With respect to specific themes, we believe control transactions and carve-outs would become more popular in 2014, driven by an increasing desire of promoters to focus on fewer strategic businesses, succession issues and distress situations.

LP's view on India
For exits and returns, GPs need more focused strategies, a disciplined value approach, ability to generate liquidity and superior returns for investors across various economic cycles. While LPs aren't blindly pouring in money any more, they are still willing to invest behind GPs with differentiated strategies, strong capabilities and a great track record, as evident from strong India-focused fund raises in the past couple of years.
Manish Kejriwal, managing partner, Kedaara Capital


Renuka Ramnath
PE-to-PE deal opportunities will continue into 2014: Renuka Ramnath

Looking back at 2013
The overall macro economic environment has not been very encouraging in recent times. This has also affected PE investments to some extent. However, I believe Indian PE is all about choosing micro winners that have the ability to succeed in times of volatility.

Overcoming challenges
I believe the Indian PE market provides a melange of opportunities, which requires that fund managers remain flexible in their approach towards investing. Over the past year, I have seen this flexibility play out in the Indian marketplace, with funds investing across stages and sectors, listed and unlisted opportunities. At the same time, maintaining valuation discipline, a constant focus on exits and ensuring alignment with the entrepreneur have become even more pertinent to investment decisions in the current context.

Outlook for 2014
Indian PE will continue to be driven by growth equity stories, with a focus on consumption-led business models. PE to PE deals have been a key theme in Indian private equity in the past year and I believe these opportunities will continue into 2014 as well. Another theme that has emerged is of shareholder re-alignment.

LP's view on India
There are three ingredients to successful investing in India - careful selection, based on conviction in the entrepreneur, and opportunity; finding a solution beyond just providing capital; and, mutual selection between the entrepreneur and the fund.
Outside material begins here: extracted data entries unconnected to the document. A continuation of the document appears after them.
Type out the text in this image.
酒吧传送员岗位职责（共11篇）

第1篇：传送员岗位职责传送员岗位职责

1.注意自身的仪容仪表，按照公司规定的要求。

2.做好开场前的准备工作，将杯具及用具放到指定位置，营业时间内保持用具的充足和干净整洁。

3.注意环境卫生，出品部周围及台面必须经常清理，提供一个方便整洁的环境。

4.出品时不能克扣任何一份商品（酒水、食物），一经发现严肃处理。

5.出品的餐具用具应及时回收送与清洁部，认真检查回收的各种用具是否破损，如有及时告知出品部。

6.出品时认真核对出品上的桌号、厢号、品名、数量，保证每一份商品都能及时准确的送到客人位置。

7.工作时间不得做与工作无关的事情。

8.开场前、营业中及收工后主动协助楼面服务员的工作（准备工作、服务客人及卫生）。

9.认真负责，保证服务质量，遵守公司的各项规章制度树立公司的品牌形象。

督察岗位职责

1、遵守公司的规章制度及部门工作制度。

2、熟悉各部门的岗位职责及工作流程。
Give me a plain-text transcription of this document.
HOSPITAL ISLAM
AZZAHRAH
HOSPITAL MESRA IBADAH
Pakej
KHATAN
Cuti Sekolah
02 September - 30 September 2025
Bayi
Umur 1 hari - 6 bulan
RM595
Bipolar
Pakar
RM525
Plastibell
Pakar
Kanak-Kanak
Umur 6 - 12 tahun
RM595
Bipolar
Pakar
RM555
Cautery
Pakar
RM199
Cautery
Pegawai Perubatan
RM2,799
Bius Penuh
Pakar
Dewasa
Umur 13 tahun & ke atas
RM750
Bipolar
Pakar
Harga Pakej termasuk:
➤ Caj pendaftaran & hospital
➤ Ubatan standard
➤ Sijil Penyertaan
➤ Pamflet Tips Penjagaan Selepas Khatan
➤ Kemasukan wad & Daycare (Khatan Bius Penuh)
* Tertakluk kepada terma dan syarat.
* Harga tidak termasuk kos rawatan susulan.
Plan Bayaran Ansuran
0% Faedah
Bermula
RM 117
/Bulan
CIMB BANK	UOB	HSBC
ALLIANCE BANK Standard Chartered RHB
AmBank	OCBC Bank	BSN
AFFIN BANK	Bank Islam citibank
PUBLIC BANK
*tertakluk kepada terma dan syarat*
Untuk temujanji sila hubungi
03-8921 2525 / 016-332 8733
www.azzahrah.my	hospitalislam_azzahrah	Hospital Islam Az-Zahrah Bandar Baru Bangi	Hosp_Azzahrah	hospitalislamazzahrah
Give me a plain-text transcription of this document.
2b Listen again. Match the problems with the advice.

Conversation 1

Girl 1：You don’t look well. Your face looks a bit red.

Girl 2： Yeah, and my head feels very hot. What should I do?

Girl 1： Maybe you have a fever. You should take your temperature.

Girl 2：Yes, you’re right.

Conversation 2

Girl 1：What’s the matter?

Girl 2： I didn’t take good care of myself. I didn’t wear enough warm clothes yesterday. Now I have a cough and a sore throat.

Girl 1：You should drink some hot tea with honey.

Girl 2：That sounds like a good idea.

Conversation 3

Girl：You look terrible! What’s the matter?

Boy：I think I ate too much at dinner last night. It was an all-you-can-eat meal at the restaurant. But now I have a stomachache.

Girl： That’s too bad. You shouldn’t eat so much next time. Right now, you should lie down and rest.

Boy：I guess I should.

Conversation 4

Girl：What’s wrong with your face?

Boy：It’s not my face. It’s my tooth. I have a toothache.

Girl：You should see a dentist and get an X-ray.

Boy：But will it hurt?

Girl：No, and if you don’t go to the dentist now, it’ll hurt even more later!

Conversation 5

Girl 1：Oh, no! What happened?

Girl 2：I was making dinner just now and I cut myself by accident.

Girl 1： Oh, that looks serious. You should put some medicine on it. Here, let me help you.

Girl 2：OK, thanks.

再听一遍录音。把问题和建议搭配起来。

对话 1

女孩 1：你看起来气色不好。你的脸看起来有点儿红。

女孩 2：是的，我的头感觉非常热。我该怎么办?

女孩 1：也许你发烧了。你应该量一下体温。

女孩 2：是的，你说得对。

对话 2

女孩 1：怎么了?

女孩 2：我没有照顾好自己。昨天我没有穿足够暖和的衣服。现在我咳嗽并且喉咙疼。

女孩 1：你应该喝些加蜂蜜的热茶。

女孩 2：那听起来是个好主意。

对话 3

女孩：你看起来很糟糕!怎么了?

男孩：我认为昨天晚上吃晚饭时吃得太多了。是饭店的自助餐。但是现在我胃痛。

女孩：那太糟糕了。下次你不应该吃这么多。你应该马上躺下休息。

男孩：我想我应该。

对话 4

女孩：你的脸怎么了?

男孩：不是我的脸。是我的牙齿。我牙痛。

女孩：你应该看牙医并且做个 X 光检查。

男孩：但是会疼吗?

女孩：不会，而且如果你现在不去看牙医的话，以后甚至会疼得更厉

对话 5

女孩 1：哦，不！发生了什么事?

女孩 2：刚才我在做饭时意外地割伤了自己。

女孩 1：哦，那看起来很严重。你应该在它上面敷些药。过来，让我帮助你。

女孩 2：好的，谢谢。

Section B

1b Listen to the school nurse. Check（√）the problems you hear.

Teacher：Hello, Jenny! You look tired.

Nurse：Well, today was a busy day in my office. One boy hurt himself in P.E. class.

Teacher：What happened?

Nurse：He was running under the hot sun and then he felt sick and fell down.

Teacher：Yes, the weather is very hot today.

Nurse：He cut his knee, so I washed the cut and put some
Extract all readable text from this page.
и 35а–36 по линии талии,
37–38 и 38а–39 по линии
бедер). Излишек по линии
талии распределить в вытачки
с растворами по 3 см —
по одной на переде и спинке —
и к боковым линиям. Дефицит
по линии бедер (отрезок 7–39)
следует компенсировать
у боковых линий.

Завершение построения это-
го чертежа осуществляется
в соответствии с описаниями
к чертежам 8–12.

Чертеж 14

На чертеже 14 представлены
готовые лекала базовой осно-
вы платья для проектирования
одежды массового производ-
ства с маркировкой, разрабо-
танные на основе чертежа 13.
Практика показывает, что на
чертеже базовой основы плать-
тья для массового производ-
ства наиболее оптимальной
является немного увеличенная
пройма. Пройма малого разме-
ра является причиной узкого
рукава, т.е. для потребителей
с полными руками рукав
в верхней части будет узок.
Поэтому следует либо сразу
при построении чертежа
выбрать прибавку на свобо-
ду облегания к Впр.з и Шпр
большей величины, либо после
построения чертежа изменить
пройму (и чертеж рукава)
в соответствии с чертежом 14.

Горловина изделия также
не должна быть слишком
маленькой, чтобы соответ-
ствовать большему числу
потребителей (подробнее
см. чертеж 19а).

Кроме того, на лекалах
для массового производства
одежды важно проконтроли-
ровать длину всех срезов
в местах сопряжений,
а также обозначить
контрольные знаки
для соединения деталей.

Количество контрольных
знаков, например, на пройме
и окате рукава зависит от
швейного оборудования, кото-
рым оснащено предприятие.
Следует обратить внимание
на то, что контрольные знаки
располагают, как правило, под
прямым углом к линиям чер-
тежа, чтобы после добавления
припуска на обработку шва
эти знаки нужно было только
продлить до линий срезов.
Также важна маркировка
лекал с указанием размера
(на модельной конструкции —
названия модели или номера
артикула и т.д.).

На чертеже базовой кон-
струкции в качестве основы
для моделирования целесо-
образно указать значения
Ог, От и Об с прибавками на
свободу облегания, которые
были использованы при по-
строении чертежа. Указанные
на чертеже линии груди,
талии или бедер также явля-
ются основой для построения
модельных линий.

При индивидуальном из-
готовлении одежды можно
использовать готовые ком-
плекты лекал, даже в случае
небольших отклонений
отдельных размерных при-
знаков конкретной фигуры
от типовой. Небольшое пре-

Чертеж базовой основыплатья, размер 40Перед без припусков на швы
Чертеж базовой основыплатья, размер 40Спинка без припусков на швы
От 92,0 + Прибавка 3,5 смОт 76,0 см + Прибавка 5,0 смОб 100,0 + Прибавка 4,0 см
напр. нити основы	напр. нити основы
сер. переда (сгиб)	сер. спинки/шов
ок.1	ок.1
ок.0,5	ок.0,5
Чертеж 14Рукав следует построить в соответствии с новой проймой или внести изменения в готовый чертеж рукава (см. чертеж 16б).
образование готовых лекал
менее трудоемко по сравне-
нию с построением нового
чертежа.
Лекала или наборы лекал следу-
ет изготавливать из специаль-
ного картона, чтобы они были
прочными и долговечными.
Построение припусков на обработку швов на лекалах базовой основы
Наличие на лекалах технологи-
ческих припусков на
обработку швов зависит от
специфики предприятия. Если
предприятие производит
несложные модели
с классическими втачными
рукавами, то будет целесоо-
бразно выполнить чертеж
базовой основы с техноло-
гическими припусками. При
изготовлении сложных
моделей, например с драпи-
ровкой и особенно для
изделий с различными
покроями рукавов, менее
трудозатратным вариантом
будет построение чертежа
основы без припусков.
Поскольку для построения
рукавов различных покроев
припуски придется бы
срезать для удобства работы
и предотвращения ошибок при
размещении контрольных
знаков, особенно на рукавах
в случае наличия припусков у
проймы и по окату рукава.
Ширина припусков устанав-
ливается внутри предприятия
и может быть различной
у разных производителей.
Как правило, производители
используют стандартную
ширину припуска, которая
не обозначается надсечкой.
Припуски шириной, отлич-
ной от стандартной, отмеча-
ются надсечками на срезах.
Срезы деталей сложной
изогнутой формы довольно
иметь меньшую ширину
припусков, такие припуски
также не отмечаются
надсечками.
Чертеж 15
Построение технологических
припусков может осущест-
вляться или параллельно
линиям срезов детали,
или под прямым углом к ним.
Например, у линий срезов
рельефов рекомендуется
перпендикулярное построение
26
I personally believe global LPs continue to be optimistic about the long-term potential of India. Indian fund managers need a clear view of the exit timing and route at the time of investing into the company and ensure alignment with the entrepreneur even before the investment.
Renuka Ramnath, MD & CEO of Multiples Alternate

Abhay Pandey
Continuous challenge is to find high-quality firms: Abhay Pandey

Looking back at 2013
2013 has been a very good year for Sequoia Capital in India. We continued with our approach of investing in high quality consumer, technology and health care companies. The continuous challenge in our business is to find high quality companies and entrepreneurs to partner.

Overcoming challenges
Finding high quality opportunities requires being focused on a few select sectors and being prepared to decide quickly when the opportunity presents itself. Over the years, we have continued to sharpen our focus on select sectors (technology, consumer and health care), which helps us be better prepared for the opportunity. We have invested heavily in people and networks to ensure we have the capabilities required that entrepreneurs find helpful in building their business and think of us as credible partners in their journey.

Outlook for 2014
We believe we will see the following three trends - Greater focus on more capital-efficient consumer and health care businesses, more of technology investing and more early-stage investing.

LPs' view on India
India is a very large market and all stakeholders will continue to watch it carefully. The bar on expected performance is high and the onus is on all of us to deliver better performance, to ensure the India promise and potential is realised.